A method has been developed for extracting intact proteins from SDS-PAGE gels and analyzing them by MALDI-TOF MS to determine their molecular mass. This method consists of an electroelution step and a low-temperature matrix/analyte co-crystallization step prior to MALDI-TOF MS analysis. The source of this experiment is the "Guide to Plant Proteomics Experiments" [French] H. Tillemment, M. Zivi, C. Damerweil, V. Mitchen, eds.
Operation method
Electroelution of intact proteins from SDS-PAGE gels and their MALDI-TOF MS analysis
Materials and Instruments
Electrophoresis Buffer Protein Staining Solution Microcentrifuge Tubes Move 3.1 Protein Detection For more product details, please visit Aladdin Scientific website.
Horizontal Gel Electrophoresis Instruments Electroelution Kits Vacuum Centrifuge Concentrators
In general, gel staining and destaining are very easy to perform. In this method, we used ElectroBlue dye instead of the fixative Caulophyllum Blue stain to develop the protein color (see Note 1). 
( 1 ) After SDS-PAGE electrophoresis, rinse the gel (8 cm X 10 cm) with 300 ml of Milli-Q water or deionized water three times for 10 min each time.
( 2 ) Stain the gel with ElectroBlue dye by soaking the gel (8 cm X 10 cm) with about 20 ml of staining solution and shaking slowly for 2 h (see Note 3).
( 3 ) Decolorize the gel by rinsing with 300 mL of Milli-Q water or deionized water until the desired gel background is achieved. Change the water every 30 min.
3.2 Electroelution
( 1 ) Place the electroelution tube vertically upward, add 0.8 ml of Milli-Q water or deionized water, and close the cap. Wait 10 min and check for leaks. Empty the tube (see Note 4).

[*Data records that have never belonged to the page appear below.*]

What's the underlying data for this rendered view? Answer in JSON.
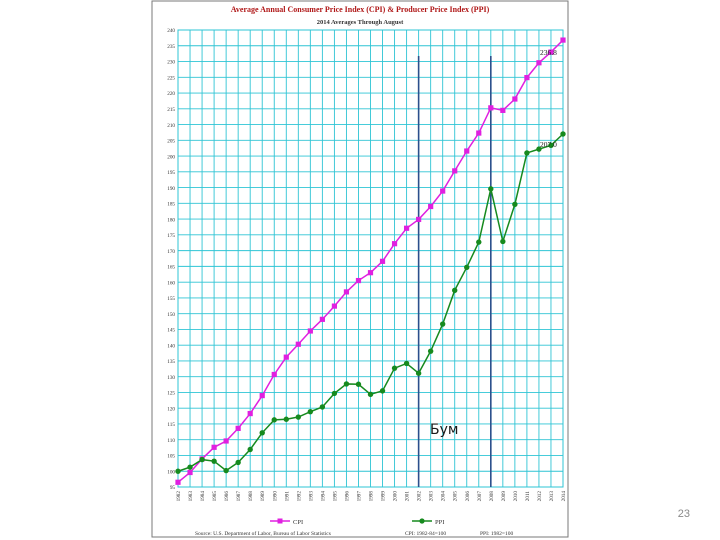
{
  "slide": {
    "number": "23"
  },
  "colors": {
    "grid": "#2ec4d4",
    "cpi": "#e020e0",
    "ppi": "#168a1e",
    "marker_line": "#2b4f8c",
    "title": "#b01818",
    "frame": "#7a7a7a"
  },
  "chart_data": {
    "type": "line",
    "title": "Average Annual Consumer Price Index (CPI) & Producer Price Index (PPI)",
    "subtitle": "2014 Averages Through August",
    "categories": [
      "1982",
      "1983",
      "1984",
      "1985",
      "1986",
      "1987",
      "1988",
      "1989",
      "1990",
      "1991",
      "1992",
      "1993",
      "1994",
      "1995",
      "1996",
      "1997",
      "1998",
      "1999",
      "2000",
      "2001",
      "2002",
      "2003",
      "2004",
      "2005",
      "2006",
      "2007",
      "2008",
      "2009",
      "2010",
      "2011",
      "2012",
      "2013",
      "2014"
    ],
    "x_tick_labels": [
      "1982",
      "1983",
      "1984",
      "1985",
      "1986",
      "1987",
      "1988",
      "1989",
      "1990",
      "1991",
      "1992",
      "1993",
      "1994",
      "1995",
      "1996",
      "1997",
      "1998",
      "1999",
      "2000",
      "2001",
      "2002",
      "2003",
      "2004",
      "2005",
      "2006",
      "2007",
      "2008",
      "2009",
      "2010",
      "2011",
      "2012",
      "2013",
      "2014"
    ],
    "ylim": [
      95,
      240
    ],
    "y_ticks": [
      95,
      100,
      105,
      110,
      115,
      120,
      125,
      130,
      135,
      140,
      145,
      150,
      155,
      160,
      165,
      170,
      175,
      180,
      185,
      190,
      195,
      200,
      205,
      210,
      215,
      220,
      225,
      230,
      235,
      240
    ],
    "grid": true,
    "series": [
      {
        "name": "CPI",
        "values": [
          96.5,
          99.6,
          103.9,
          107.6,
          109.6,
          113.6,
          118.3,
          124.0,
          130.7,
          136.2,
          140.3,
          144.5,
          148.2,
          152.4,
          156.9,
          160.5,
          163.0,
          166.6,
          172.2,
          177.1,
          179.9,
          184.0,
          188.9,
          195.3,
          201.6,
          207.3,
          215.3,
          214.5,
          218.1,
          224.9,
          229.6,
          233.0,
          236.8
        ]
      },
      {
        "name": "PPI",
        "values": [
          100.0,
          101.3,
          103.7,
          103.2,
          100.2,
          102.8,
          106.9,
          112.2,
          116.3,
          116.5,
          117.2,
          118.9,
          120.4,
          124.7,
          127.7,
          127.6,
          124.4,
          125.5,
          132.7,
          134.2,
          131.1,
          138.1,
          146.7,
          157.4,
          164.7,
          172.7,
          189.6,
          172.9,
          184.7,
          201.0,
          202.2,
          203.4,
          207.0
        ]
      }
    ],
    "end_labels": {
      "cpi": "236.8",
      "ppi": "207.0"
    },
    "annotation": "Бум",
    "vertical_markers": [
      "2002",
      "2008"
    ],
    "legend": {
      "position": "bottom",
      "entries": [
        "CPI",
        "PPI"
      ]
    },
    "source_text": "Source: U.S. Department of Labor, Bureau of Labor Statistics",
    "base_notes": [
      "CPI: 1982-84=100",
      "PPI: 1982=100"
    ]
  }
}
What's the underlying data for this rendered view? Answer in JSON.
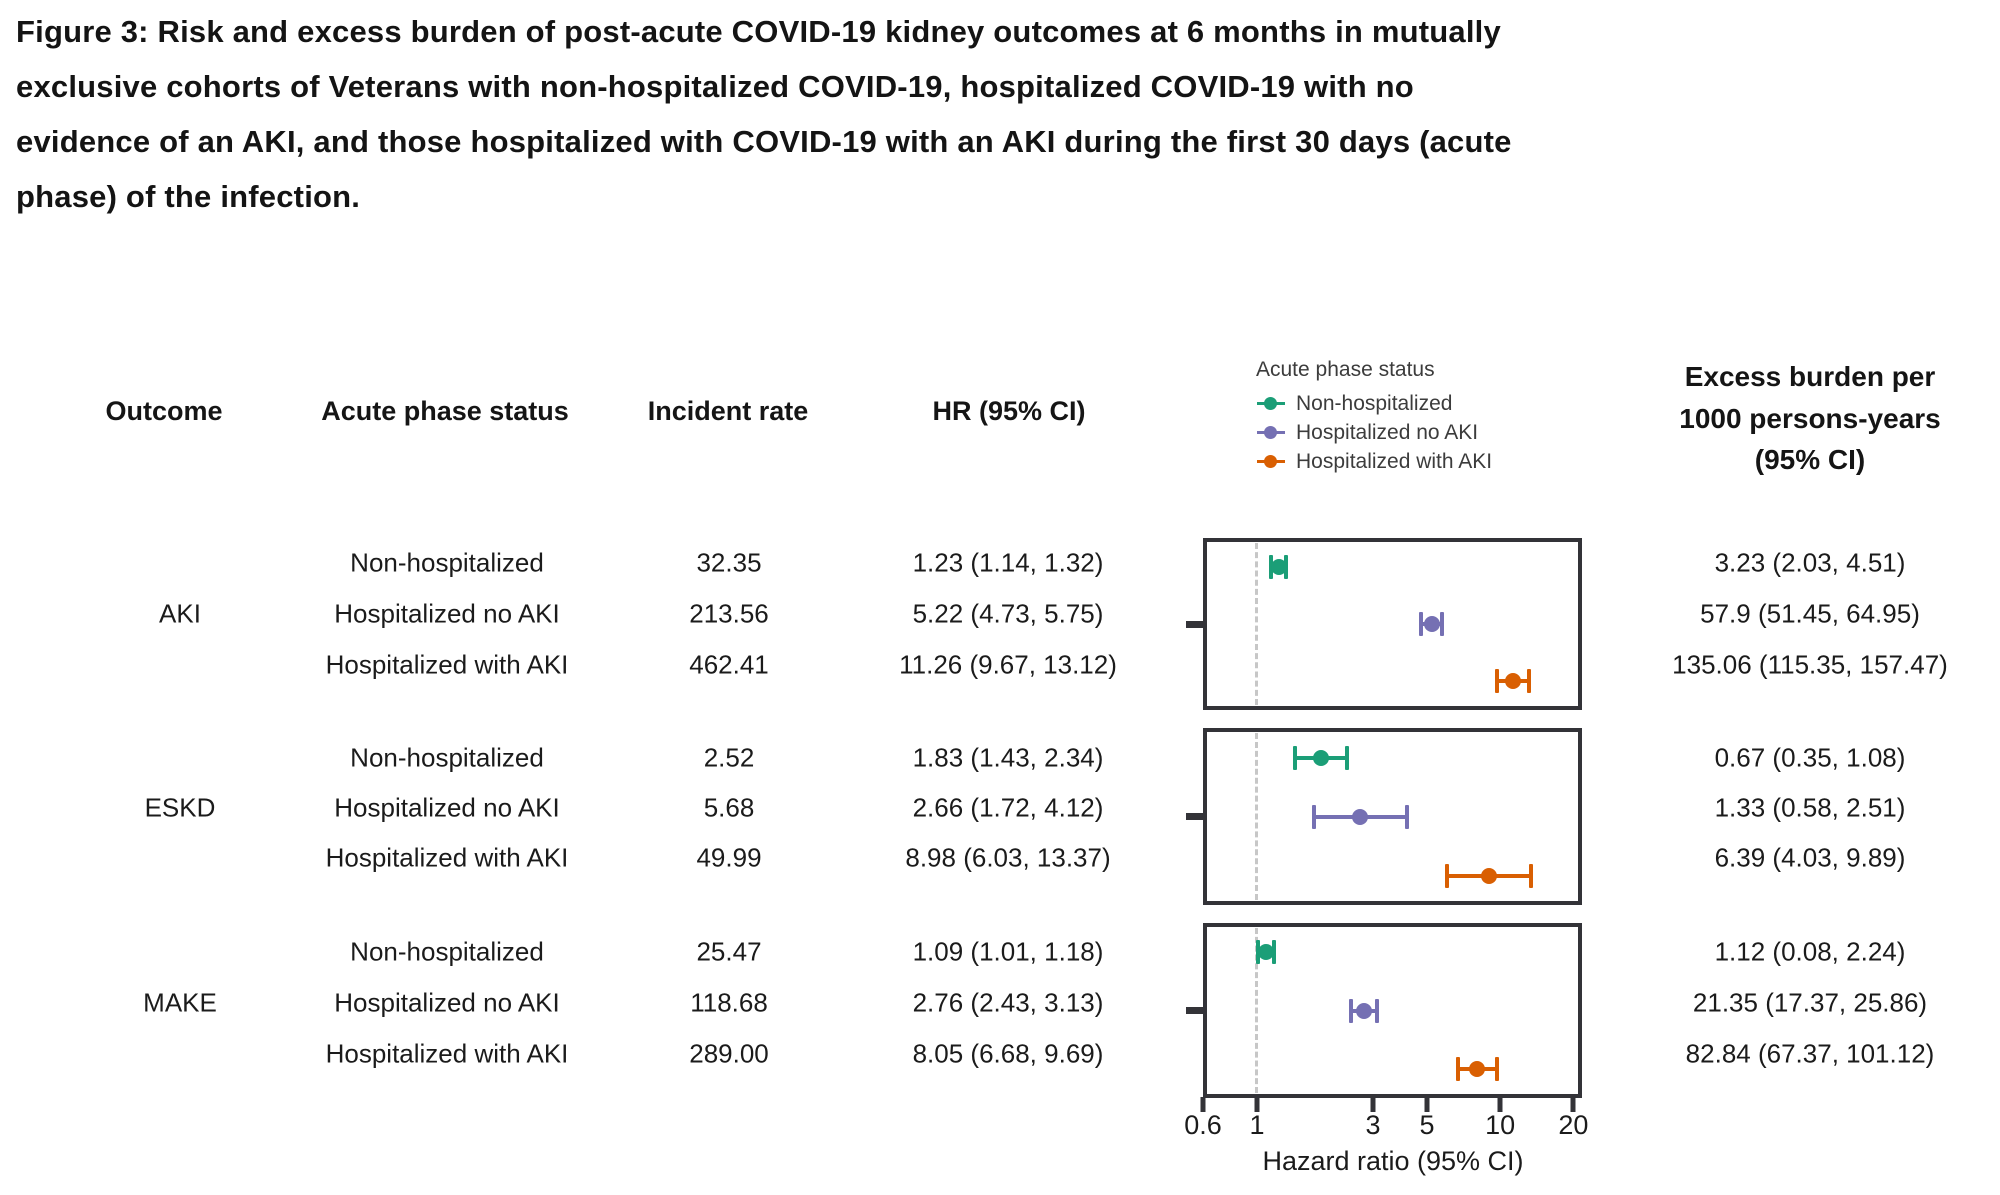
{
  "figure": {
    "title_lines": [
      "Figure 3: Risk and excess burden of post-acute COVID-19 kidney outcomes at 6 months in mutually",
      "exclusive cohorts of Veterans with non-hospitalized COVID-19, hospitalized COVID-19 with no",
      "evidence of an AKI, and those hospitalized with COVID-19 with an AKI during the first 30 days (acute",
      "phase) of the infection."
    ]
  },
  "table": {
    "headers": {
      "outcome": "Outcome",
      "status": "Acute phase status",
      "incident_rate": "Incident rate",
      "hr": "HR (95% CI)"
    },
    "excess_header_lines": [
      "Excess burden per",
      "1000 persons-years",
      "(95% CI)"
    ],
    "groups": [
      {
        "outcome": "AKI",
        "rows": [
          {
            "status": "Non-hospitalized",
            "incident_rate": "32.35",
            "hr": "1.23 (1.14, 1.32)",
            "excess_burden": "3.23 (2.03, 4.51)"
          },
          {
            "status": "Hospitalized no AKI",
            "incident_rate": "213.56",
            "hr": "5.22 (4.73, 5.75)",
            "excess_burden": "57.9 (51.45, 64.95)"
          },
          {
            "status": "Hospitalized with AKI",
            "incident_rate": "462.41",
            "hr": "11.26 (9.67, 13.12)",
            "excess_burden": "135.06 (115.35, 157.47)"
          }
        ]
      },
      {
        "outcome": "ESKD",
        "rows": [
          {
            "status": "Non-hospitalized",
            "incident_rate": "2.52",
            "hr": "1.83 (1.43, 2.34)",
            "excess_burden": "0.67 (0.35, 1.08)"
          },
          {
            "status": "Hospitalized no AKI",
            "incident_rate": "5.68",
            "hr": "2.66 (1.72, 4.12)",
            "excess_burden": "1.33 (0.58, 2.51)"
          },
          {
            "status": "Hospitalized with AKI",
            "incident_rate": "49.99",
            "hr": "8.98 (6.03, 13.37)",
            "excess_burden": "6.39 (4.03, 9.89)"
          }
        ]
      },
      {
        "outcome": "MAKE",
        "rows": [
          {
            "status": "Non-hospitalized",
            "incident_rate": "25.47",
            "hr": "1.09 (1.01, 1.18)",
            "excess_burden": "1.12 (0.08, 2.24)"
          },
          {
            "status": "Hospitalized no AKI",
            "incident_rate": "118.68",
            "hr": "2.76 (2.43, 3.13)",
            "excess_burden": "21.35 (17.37, 25.86)"
          },
          {
            "status": "Hospitalized with AKI",
            "incident_rate": "289.00",
            "hr": "8.05 (6.68, 9.69)",
            "excess_burden": "82.84 (67.37, 101.12)"
          }
        ]
      }
    ]
  },
  "legend": {
    "title": "Acute phase status",
    "items": [
      {
        "label": "Non-hospitalized",
        "color": "#1b9e77"
      },
      {
        "label": "Hospitalized no AKI",
        "color": "#7570b3"
      },
      {
        "label": "Hospitalized with AKI",
        "color": "#d95f02"
      }
    ]
  },
  "chart_data": {
    "type": "scatter",
    "subtype": "forest-plot",
    "xlabel": "Hazard ratio (95% CI)",
    "x_scale": "log",
    "x_range": [
      0.6,
      21.7
    ],
    "x_ticks": [
      0.6,
      1,
      3,
      5,
      10,
      20
    ],
    "reference_line": 1,
    "grid": false,
    "legend_position": "top",
    "panels": [
      {
        "outcome": "AKI",
        "points": [
          {
            "group": "Non-hospitalized",
            "hr": 1.23,
            "ci": [
              1.14,
              1.32
            ]
          },
          {
            "group": "Hospitalized no AKI",
            "hr": 5.22,
            "ci": [
              4.73,
              5.75
            ]
          },
          {
            "group": "Hospitalized with AKI",
            "hr": 11.26,
            "ci": [
              9.67,
              13.12
            ]
          }
        ]
      },
      {
        "outcome": "ESKD",
        "points": [
          {
            "group": "Non-hospitalized",
            "hr": 1.83,
            "ci": [
              1.43,
              2.34
            ]
          },
          {
            "group": "Hospitalized no AKI",
            "hr": 2.66,
            "ci": [
              1.72,
              4.12
            ]
          },
          {
            "group": "Hospitalized with AKI",
            "hr": 8.98,
            "ci": [
              6.03,
              13.37
            ]
          }
        ]
      },
      {
        "outcome": "MAKE",
        "points": [
          {
            "group": "Non-hospitalized",
            "hr": 1.09,
            "ci": [
              1.01,
              1.18
            ]
          },
          {
            "group": "Hospitalized no AKI",
            "hr": 2.76,
            "ci": [
              2.43,
              3.13
            ]
          },
          {
            "group": "Hospitalized with AKI",
            "hr": 8.05,
            "ci": [
              6.68,
              9.69
            ]
          }
        ]
      }
    ],
    "colors": {
      "Non-hospitalized": "#1b9e77",
      "Hospitalized no AKI": "#7570b3",
      "Hospitalized with AKI": "#d95f02"
    }
  }
}
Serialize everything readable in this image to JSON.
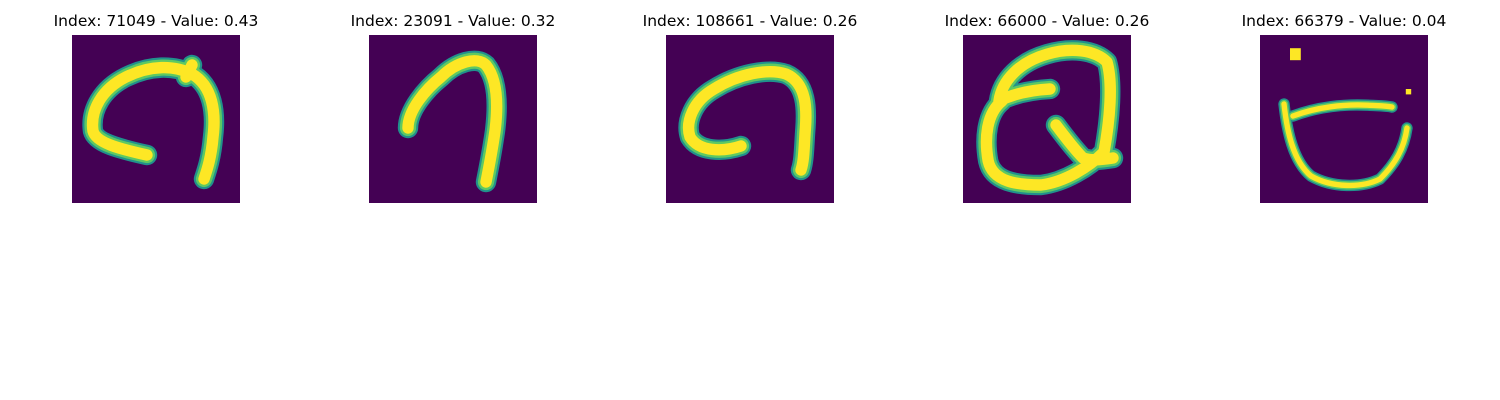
{
  "colors": {
    "background": "#440154",
    "stroke_outer": "#21918c",
    "stroke_mid": "#5ec962",
    "stroke_core": "#fde725"
  },
  "panels": [
    {
      "title": "Index: 71049 - Value: 0.43"
    },
    {
      "title": "Index: 23091 - Value: 0.32"
    },
    {
      "title": "Index: 108661 - Value: 0.26"
    },
    {
      "title": "Index: 66000 - Value: 0.26"
    },
    {
      "title": "Index: 66379 - Value: 0.04"
    }
  ]
}
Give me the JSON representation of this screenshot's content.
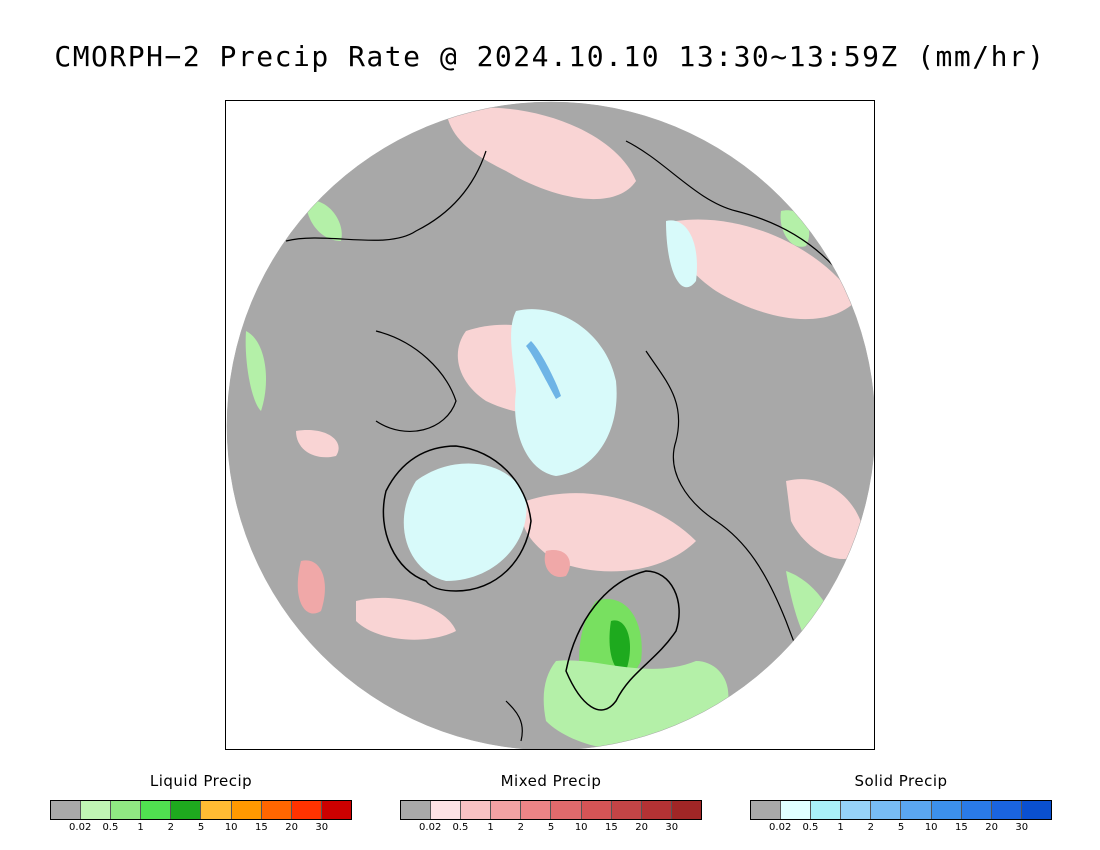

( 2 ) Cut the protein bands from the stained gel with a clean, sharp, straight-edged razor, transfer the gel fragments to the electroelution tube with a pair of tweezers, add 1X electrophoresis buffer (0.8 ml) to the tube, gently close the cap, and carefully place the tube on the support tray of the electroelution instrument so that the current can pass directly through the two film windows (see Note 5 ).
( 3 ) Fill the electrophoresis tank with 1X electrophoresis buffer and place the support tray of the electro-eliminator into the tank, making sure that the electro-eliminator tubes are completely immersed in the electrophoresis buffer and that the film of each tube is perpendicular to the electric field.
( 4 ) 120 V electrophoretic wash for 2 h (see Note 6).
( 5 ) After electrophoresis, flip the positive and negative electrodes and electrophoresis at the same voltage for 30~60 s ( see Note 7) .
( 6 ) Remove the gel fragments from the electroelution tube with forceps. Gently close the cap and return the tube to the support tray.
( 7 ) Place the support tray in a 2 L beaker containing the desired buffer or acidified water (1% anthranilic acid). dialyze overnight at 4°C, changing the buffer once.
(8) After dialysis is complete, transfer the protein solution to a 1.5 mL microcentrifuge tube and concentrate to about 5 μL using a SpeedVac (see Note 8).
( 9 ) Mix the concentrated protein solution (1 μl) with the matrix solution (1 μl, erucic acid, 10 mg/ml in 30% acetonitrile) in a 150 μl microcentrifuge tube, cover tightly, and allow to co-crystallize the protein and matrix at 4°C overnight (see Note 9).
( 10 ) Gently uncap the microcentrifuge tube and remove the supernatant with a 2 μl pipette. Add 1 μl of matrix solution to the tube to resuspend the crystals, vortex and shake, and then dispense the crystals onto a MALDI plate (see Note 10).